Although the full unredacted report has not been given to the House of Representatives, a semi-redacted version was released over a week ago. I plan to listen to the entire thing on audio. Meantime, Trump is trying through sheer, lying repetition to sway the suckers who comprise his base. What are the conclusions? New Yorker
Here's 1.
After making a “thorough factual investigation” into these matters, the Special Counsel considered whether to evaluate the conduct under Department standards governing prosecution and declination decisions but ultimately determined not to make a traditional prosecutorial judgment. The Special Counsel therefore did not draw a conclusion — one way or the other — as to whether the examined conduct constituted obstruction. Instead, for each of the relevant actions investigated, the report sets out evidence on both sides of the question and leaves unresolved what the Special Counsel views as “difficult issues” of law and fact concerning whether the President’s actions and intent could be viewed as obstruction. The Special Counsel states that “while this report does not conclude that the President committed a crime, it also does not exonerate him.”

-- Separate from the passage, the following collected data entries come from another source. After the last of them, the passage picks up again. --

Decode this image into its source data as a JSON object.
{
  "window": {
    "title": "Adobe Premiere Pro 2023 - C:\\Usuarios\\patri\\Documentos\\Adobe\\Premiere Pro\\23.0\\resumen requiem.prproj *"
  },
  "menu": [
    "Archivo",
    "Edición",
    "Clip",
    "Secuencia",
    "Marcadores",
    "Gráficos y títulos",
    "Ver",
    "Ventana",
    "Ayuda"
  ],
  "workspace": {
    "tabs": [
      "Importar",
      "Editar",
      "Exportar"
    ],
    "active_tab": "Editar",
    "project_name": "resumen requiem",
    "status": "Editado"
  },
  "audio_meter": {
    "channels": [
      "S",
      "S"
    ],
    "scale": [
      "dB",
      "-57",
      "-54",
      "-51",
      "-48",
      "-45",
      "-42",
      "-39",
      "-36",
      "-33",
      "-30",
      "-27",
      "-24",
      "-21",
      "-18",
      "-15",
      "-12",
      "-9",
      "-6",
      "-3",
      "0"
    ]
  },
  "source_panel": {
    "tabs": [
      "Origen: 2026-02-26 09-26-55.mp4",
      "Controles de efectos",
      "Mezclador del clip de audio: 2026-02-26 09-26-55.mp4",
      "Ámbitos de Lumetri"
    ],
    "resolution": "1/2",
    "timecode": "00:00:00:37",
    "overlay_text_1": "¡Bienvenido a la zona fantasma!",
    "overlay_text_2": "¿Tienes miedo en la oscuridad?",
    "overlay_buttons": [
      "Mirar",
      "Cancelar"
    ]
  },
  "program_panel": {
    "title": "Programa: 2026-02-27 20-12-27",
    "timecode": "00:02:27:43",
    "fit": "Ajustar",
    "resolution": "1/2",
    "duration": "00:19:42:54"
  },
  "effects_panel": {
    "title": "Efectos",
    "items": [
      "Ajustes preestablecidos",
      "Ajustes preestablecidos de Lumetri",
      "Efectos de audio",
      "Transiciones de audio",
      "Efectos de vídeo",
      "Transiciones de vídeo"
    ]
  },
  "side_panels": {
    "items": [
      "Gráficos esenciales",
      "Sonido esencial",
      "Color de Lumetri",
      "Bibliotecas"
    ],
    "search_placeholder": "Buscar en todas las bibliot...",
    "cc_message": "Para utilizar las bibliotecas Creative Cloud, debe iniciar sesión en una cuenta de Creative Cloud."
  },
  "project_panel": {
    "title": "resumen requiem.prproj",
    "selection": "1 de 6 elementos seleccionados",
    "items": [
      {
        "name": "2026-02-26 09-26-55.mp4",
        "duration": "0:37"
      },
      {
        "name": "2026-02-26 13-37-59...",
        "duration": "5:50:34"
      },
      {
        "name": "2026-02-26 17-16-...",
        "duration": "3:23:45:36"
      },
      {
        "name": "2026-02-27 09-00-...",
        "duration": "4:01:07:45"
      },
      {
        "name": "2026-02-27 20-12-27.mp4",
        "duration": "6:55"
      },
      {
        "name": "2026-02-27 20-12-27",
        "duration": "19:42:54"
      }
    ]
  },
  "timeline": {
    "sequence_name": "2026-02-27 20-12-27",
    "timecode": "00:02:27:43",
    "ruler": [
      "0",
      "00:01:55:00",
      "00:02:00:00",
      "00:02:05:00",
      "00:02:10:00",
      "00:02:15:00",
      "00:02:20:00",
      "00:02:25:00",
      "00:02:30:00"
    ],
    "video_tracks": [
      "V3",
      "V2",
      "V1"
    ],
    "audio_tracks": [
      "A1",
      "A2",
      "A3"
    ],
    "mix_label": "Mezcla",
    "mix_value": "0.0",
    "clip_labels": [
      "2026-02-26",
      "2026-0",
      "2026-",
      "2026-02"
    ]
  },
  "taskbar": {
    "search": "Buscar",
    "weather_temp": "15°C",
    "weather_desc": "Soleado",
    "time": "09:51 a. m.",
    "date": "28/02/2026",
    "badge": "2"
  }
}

The Special Counsel’s decision to describe the facts of his obstruction investigation without reaching any legal conclusions leaves it to the Attorney General to determine whether the conduct described in the report constitutes a crime.
So Mueller is not exonerating him and if Trump or anyone else says he has, they are lying.
2. Officially no collusion
The report further explains that a primary consideration for the Special Counsel’s investigation was whether any Americans including individuals associated with the Trump campaign — joined the Russian conspiracies to influence the election, which would be a federal crime. The Special Counsel’s investigation did not find that the Trump campaign or anyone associated with it conspired or coordinated with Russia in its efforts to influence the 2016 U.S. presidential election. As the report states: “[T]he investigation did not establish that members of the Trump Campaign conspired or coordinated with the Russian government in its election interference activities.”
But
It’s hardly as if Mueller found no wrongdoing. He issued nearly two hundred charges, against thirty-four people, including Trump’s first national-security adviser, Michael Flynn, his campaign chairman Paul Manafort, and one of his lawyers, Michael Cohen. Mueller led a team of nineteen lawyers and forty F.B.I. agents, along with forensic accountants and intelligence analysts. He issued twenty-eight hundred subpoenas and five hundred search warrants. A registered Republican with a reputation in official Washington as a person of competence and integrity, Mueller never answered Trump’s repeated charges that the investigation was a “witch hunt” or news reports that the President wanted to put a premature end to his efforts.
And, Trump has been working overtime to try to prevent anyone who actually spoke to Mueller and the grand jury from testifying before Congress. Congress, of course, as a co-equal branch, and the House in particular, has oversight responsibility, and Trump is not a king. In fact, why IS Trump trying to hard to obstruct justice? What is he still hiding?
Incidentally, although Trump lies about this, the Mueller investigation was largely paid for by Manafort.
First off, with Paul Manafort pleading guilty back in September 2018, Trump’s former campaign manager agreed to hand over real estate and cash estimated to be worth between $42 million and $46 million, well over three times the $16.7 million cost of the investigation. Although supporters of the investigation think these seized assets should be used to pay for the investigation, the Justice Department denied this would happen. Instead, the typical action is for the federal government to auction off the forfeited items, according to CNBC.
And a second issue with the Trump administration’s argument is that past special counsel investigations — including those instigated by Republicans against Democrats — have been much more expensive.